The Human Element

Finding ways to ignite the imagination of many

As I lead the first group of festival participants onto Lincoln Center’s Hearst Plaza, we’ve been battling a number of technical issues. The WiFi is cutting in and out and the phones that we’ve rented are freezing and crashing. On top of that, our Raspberry Pi-enabled Rotary Phone isn’t playing nice with the local beacon network. Meanwhile, teams on 4 different continents standby in cafes, offices, bedrooms, living rooms and co-work spaces. Over the course of the next 90 minutes they will lead festival participants, who are thousands of miles away, through a collaborative storytelling experiment designed to transform Lincoln Center into a crime scene.

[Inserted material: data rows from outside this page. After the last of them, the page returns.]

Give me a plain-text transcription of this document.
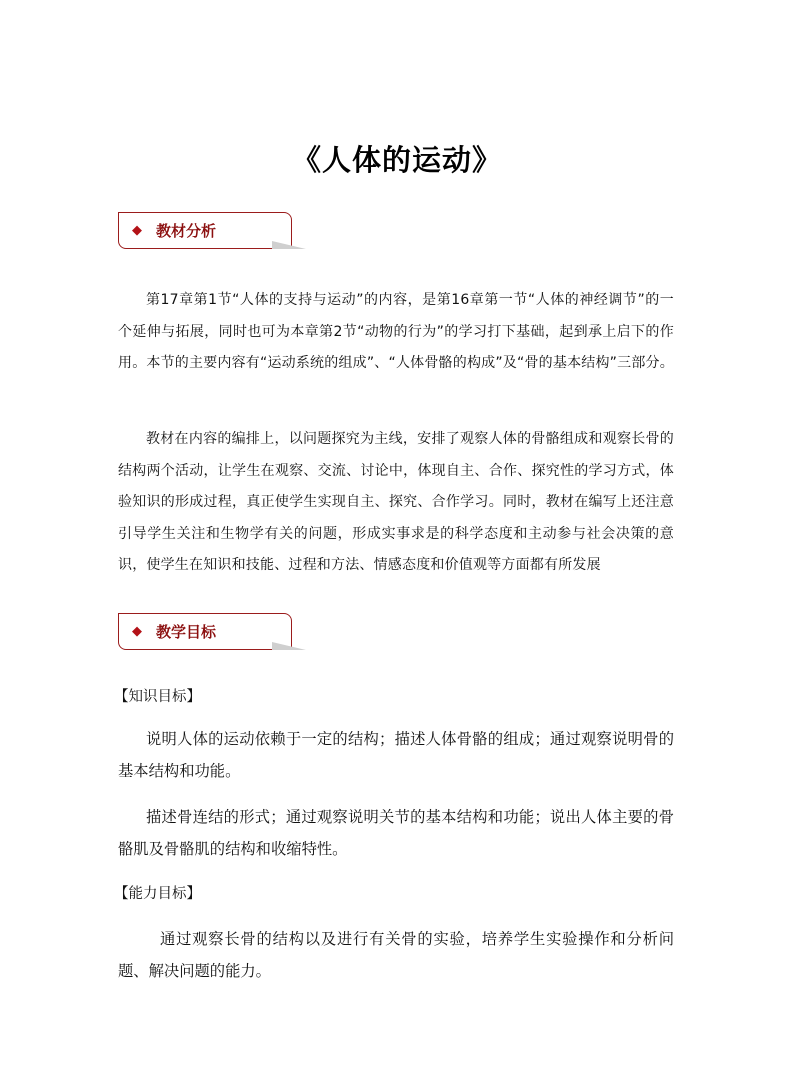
《人体的运动》
◆ 教材分析

第17章第1节“人体的支持与运动”的内容，是第16章第一节“人体的神经调节”的一个延伸与拓展，同时也可为本章第2节“动物的行为”的学习打下基础，起到承上启下的作用。本节的主要内容有“运动系统的组成”、“人体骨骼的构成”及“骨的基本结构”三部分。

教材在内容的编排上，以问题探究为主线，安排了观察人体的骨骼组成和观察长骨的结构两个活动，让学生在观察、交流、讨论中，体现自主、合作、探究性的学习方式，体验知识的形成过程，真正使学生实现自主、探究、合作学习。同时，教材在编写上还注意引导学生关注和生物学有关的问题，形成实事求是的科学态度和主动参与社会决策的意识，使学生在知识和技能、过程和方法、情感态度和价值观等方面都有所发展

◆ 教学目标
【知识目标】

说明人体的运动依赖于一定的结构；描述人体骨骼的组成；通过观察说明骨的基本结构和功能。

描述骨连结的形式；通过观察说明关节的基本结构和功能；说出人体主要的骨骼肌及骨骼肌的结构和收缩特性。

【能力目标】

通过观察长骨的结构以及进行有关骨的实验，培养学生实验操作和分析问题、解决问题的能力。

Today is almost 365 days from when we first announced the project from the stage of the New York Film Festival’s Convergence section. An ambitious project that has evolved over the past year with what now amounts to a little over 1,000 collaborators stepping in and out as Sherlock Holmes & the Internet of Things ebbs and flows. As it transforms and evolves, the project has generated a unique experiential learning environment that encourages participants to apply creativity to adaptively problem solve. We’ve come to refer to it as rabbit hole learning, as participants tumble through the opening, we’re working hard to make them comfortable with the unknown.

It is human nature to want to know where one is heading, to lay out a map and understand the steps it will take to reach a goal. However, the disruptive nature of the digital landscape we find ourselves in has removed what was once a well-worn path. Gone for many are the days when you could lock your sights on a single career. Now it is common to have two or three, if not more, careers in a lifetime.